He watched the board again and without lifting his eyes from it, spoke again.
"That listening-post in the dead sector, with the two strayed infantrymen in it. Was it reported?"
"Not yet, sir."
"Tell me immediately it does."
The general leaned back in his chair and deliberately relaxed. He lighted a cigar and puffed at it, his hands quite steady. Other officers, scenting the smoke, glanced up enviously. But the general was the only man who might smoke. The enemy's gases, like the American ones, could go through any gas-mask if in sufficient concentration. The tanks were sealed like so many submarines, and opened their interiors to the outer air only after that air had been thoroughly tested and proven safe. Only the general might use up more than a man's allowance for breathing.

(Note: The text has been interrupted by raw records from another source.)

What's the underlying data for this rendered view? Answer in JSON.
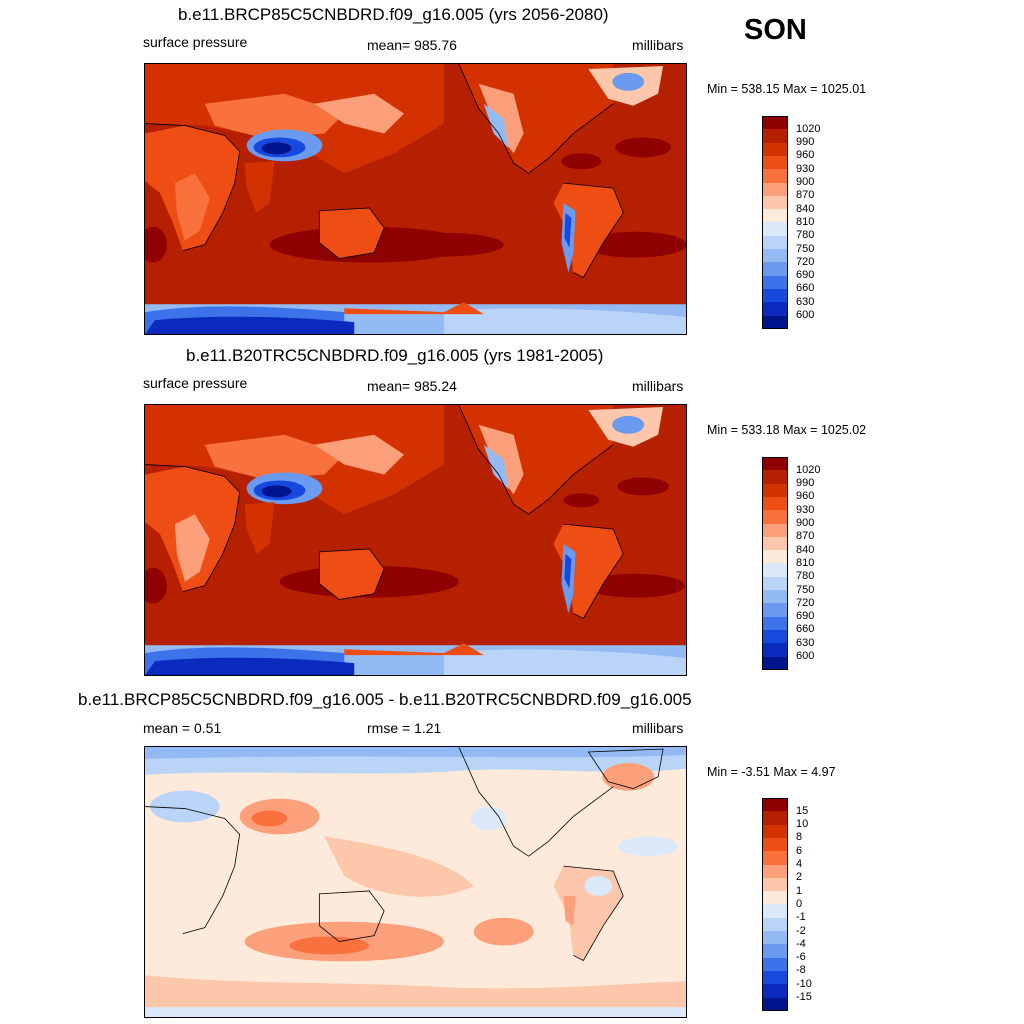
{
  "season": "SON",
  "panels": [
    {
      "title": "b.e11.BRCP85C5CNBDRD.f09_g16.005 (yrs 2056-2080)",
      "left_label": "surface pressure",
      "center_label": "mean= 985.76",
      "right_label": "millibars",
      "minmax": "Min = 538.15 Max = 1025.01",
      "colorbar": {
        "ticks": [
          "1020",
          "990",
          "960",
          "930",
          "900",
          "870",
          "840",
          "810",
          "780",
          "750",
          "720",
          "690",
          "660",
          "630",
          "600"
        ],
        "colors": [
          "#8f0000",
          "#b42000",
          "#d33100",
          "#ee4d13",
          "#f9723d",
          "#fca07b",
          "#fdc7ab",
          "#feeadb",
          "#dbe9fb",
          "#bad4f7",
          "#94baf3",
          "#6b9bf0",
          "#3c73ea",
          "#1649dd",
          "#0a2bbd",
          "#00148e"
        ]
      }
    },
    {
      "title": "b.e11.B20TRC5CNBDRD.f09_g16.005 (yrs 1981-2005)",
      "left_label": "surface pressure",
      "center_label": "mean= 985.24",
      "right_label": "millibars",
      "minmax": "Min = 533.18 Max = 1025.02",
      "colorbar": {
        "ticks": [
          "1020",
          "990",
          "960",
          "930",
          "900",
          "870",
          "840",
          "810",
          "780",
          "750",
          "720",
          "690",
          "660",
          "630",
          "600"
        ],
        "colors": [
          "#8f0000",
          "#b42000",
          "#d33100",
          "#ee4d13",
          "#f9723d",
          "#fca07b",
          "#fdc7ab",
          "#feeadb",
          "#dbe9fb",
          "#bad4f7",
          "#94baf3",
          "#6b9bf0",
          "#3c73ea",
          "#1649dd",
          "#0a2bbd",
          "#00148e"
        ]
      }
    },
    {
      "title": "b.e11.BRCP85C5CNBDRD.f09_g16.005 - b.e11.B20TRC5CNBDRD.f09_g16.005",
      "left_label": "mean =   0.51",
      "center_label": "rmse =   1.21",
      "right_label": "millibars",
      "minmax": "Min =  -3.51 Max =   4.97",
      "colorbar": {
        "ticks": [
          "15",
          "10",
          "8",
          "6",
          "4",
          "2",
          "1",
          "0",
          "-1",
          "-2",
          "-4",
          "-6",
          "-8",
          "-10",
          "-15"
        ],
        "colors": [
          "#8f0000",
          "#b42000",
          "#d33100",
          "#ee4d13",
          "#f9723d",
          "#fca07b",
          "#fdc7ab",
          "#feeadb",
          "#dbe9fb",
          "#bad4f7",
          "#94baf3",
          "#6b9bf0",
          "#3c73ea",
          "#1649dd",
          "#0a2bbd",
          "#00148e"
        ]
      }
    }
  ]
}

The general gazed about him, letting his mind rest from its intense strain against the greater strain that would come on it in a few minutes. He looked at a tall blond man who was surveying the board intently, moving away, and returning again, his forehead creased in thought.
The general smiled quizzically. That man was the officer appointed to I. I. duty—interpretative intelligence—chosen from a thousand officers because the most exhaustive psychological tests had proven that his brain worked as nearly as possible like that of the enemy commander. His task was to take the place of the enemy commander, to reconstruct from the enemy movements reported and the enemy movements known as nearly as possible the enemy plans.
"Well, Harlin," said the general, "Where will he strike?"
"He's tricky, sir," said Harlin. "That gap in our listening-posts looks, of course, like preparation for a massing of his tanks inside our lines. And it would be logical that he fought off our helicopters to keep them from discovering his tanks massing in that area."